Foundation for Excellence in Education executive director Patricia Levesque took exception to a letter to the editor that appeared in the South Florida Sun-Sentinel. Here is her response.
In the Feb. 14 Reader’s View, “Truth about FCAT legislation,” Ali Bustamante spread false information about the Foundation for Excellence in Education. Contrary to what he wrote, the foundation’s focus is student achievement.
Mr. Bustamante cites leaps of logic and falsehoods recently made by others regarding an email exchange with Florida leaders discussing the turnaround of failing schools. In an effort to streamline the process of introducing additional, high-quality education options to Florida families, we recommended expediting the approval of charter school operators with a successful track record.
Rather than advocating for a specific charter company, the focus of our recommendation was on outcomes, suggesting that only operators with proven results be eligible to apply when turning around failing schools.
Mr. Bustamante also demonstrated a lack of knowledge of Florida’s grading system. In 2009, the state expanded the high school grading formula by including metrics such as graduation rates and college readiness. We participated in discussions to determine what percent of the grade should be based on FCAT results – 50 percent or less than 60 percent. The school grading formula has absolutely nothing to do with standardized test grading companies, and the same number of assessments would be given regardless of what formula was used. Our only concern is that Florida’s students and teachers receive the maximum benefit from these assessments.
It is no secret that we’re committed to expanding student learning and work tirelessly with leaders to equip all students with a quality education.
Patricia Levesque, Foundation for Excellence in Education, Tallahassee
Earlier last week In the Public Interest, a D.C.-based organization that provides information on privatization and responsible contracting, published emails showing that the Foundation for Excellence in Education (FEE) played a pivotal role in the writing of legislation associated with the Florida Comprehensive Achievement Test (FCAT) and with charter schools regulations. FEE, a 501(c)(3) nonprofit organization founded and currently chaired by former Florida Gov. Jeb Bush, is yet another example of a corporate lobbying group under the guise of a nonprofit bypassing Florida voters in order to achieve favorable legislation.

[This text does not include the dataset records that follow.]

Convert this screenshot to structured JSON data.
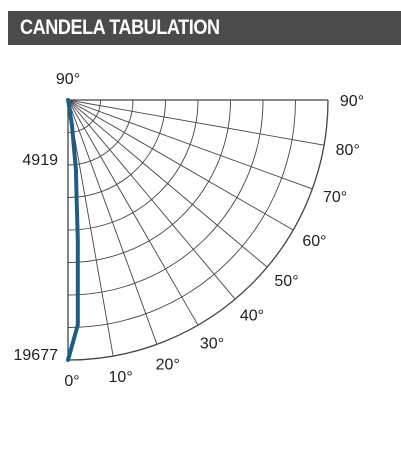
{
  "chart_data": {
    "type": "polar",
    "title": "CANDELA TABULATION",
    "center_label": "90°",
    "rlim": [
      0,
      19677
    ],
    "rgrid": [
      2460,
      4919,
      7379,
      9838,
      12298,
      14758,
      17217,
      19677
    ],
    "rticks": [
      4919,
      19677
    ],
    "angle_ticks": [
      {
        "value": 0,
        "label": "0°"
      },
      {
        "value": 10,
        "label": "10°"
      },
      {
        "value": 20,
        "label": "20°"
      },
      {
        "value": 30,
        "label": "30°"
      },
      {
        "value": 40,
        "label": "40°"
      },
      {
        "value": 50,
        "label": "50°"
      },
      {
        "value": 60,
        "label": "60°"
      },
      {
        "value": 70,
        "label": "70°"
      },
      {
        "value": 80,
        "label": "80°"
      },
      {
        "value": 90,
        "label": "90°"
      }
    ],
    "x": [
      0,
      2.5,
      4,
      5,
      6.5,
      9,
      12,
      20,
      30,
      40,
      50,
      60,
      70,
      80,
      90
    ],
    "values": [
      19677,
      17030,
      10600,
      7500,
      5300,
      1900,
      300,
      0,
      0,
      0,
      0,
      0,
      0,
      0,
      0
    ],
    "color": "#1d5d85",
    "grid": true
  }
}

Emails exchanged between FEE executive director Patricia Levesque and Florida Commissioner Gerard Robinson, in 2011 and 2012, show that Levesque negotiated changes to FCAT legislation with state legislators — including State Sen. Don Gaetz — in order to “allow the FCAT to be ‘at least’ 50 percent of a high school’s grade.” These changes make student FCAT scores the main measure of school and teacher performance and overemphasize high-stakes testing. This directly benefits Pearson, the company that currently holds the $250 million FCAT contract in Florida and one of FEE’s largest donor sponsors.
Emails also show that Levesque sought to amend draft legislation to give Robinson the power to set a state-approved list of charter operators or private providers. Such an amendment would limit competition for charter school contracts and allow Robinson to give preferred treatment to specific charter school corporations.
The truth is that much controversy surrounds the issues of standardized testing, like the FCAT, and charter schools that require an honest and open discussion. However, it is equally true that lobby groups like FEE have too much access and influence with state legislators that allow them to pursue their financial interests, like ensuring that the FCAT and charter schools continue to be at the center of Florida’s education system.
It’s time that state legislators have more transparent debates over these issues that affect the state’s more than 2 million public school students instead of bypassing public discussions in order to implement the wills of wealthy lobbyists.
Alí R. Bustamante is a visiting instructor and research associate, Florida International University, Center for Labor Research and Studies & Research Institute on Social and Economic Policy, Miami.
Levesque’s didn’t say which parts of Bustamante’s letter were “false information” or “leaps of logic and falsehoods.” Such a clever omission really isn’t so clever. As someone who has read the same emails both Levesque and Bustamonte reference, I find the former’s assertions about the latter to be unsupportable.
Levesque’s claim that the Foundation’s focus is on “student achievement” is laughable when one considers the amount of energy she has put into writing legislation and personally advocating for the for-profit education industry. Her decision to testify Thursday on behalf of Parent Trigger legislation which benefits the for-profit charter school industry is example enough to dismiss Levesque’s protestations.
Once again, Levesque doth protests too much methinks.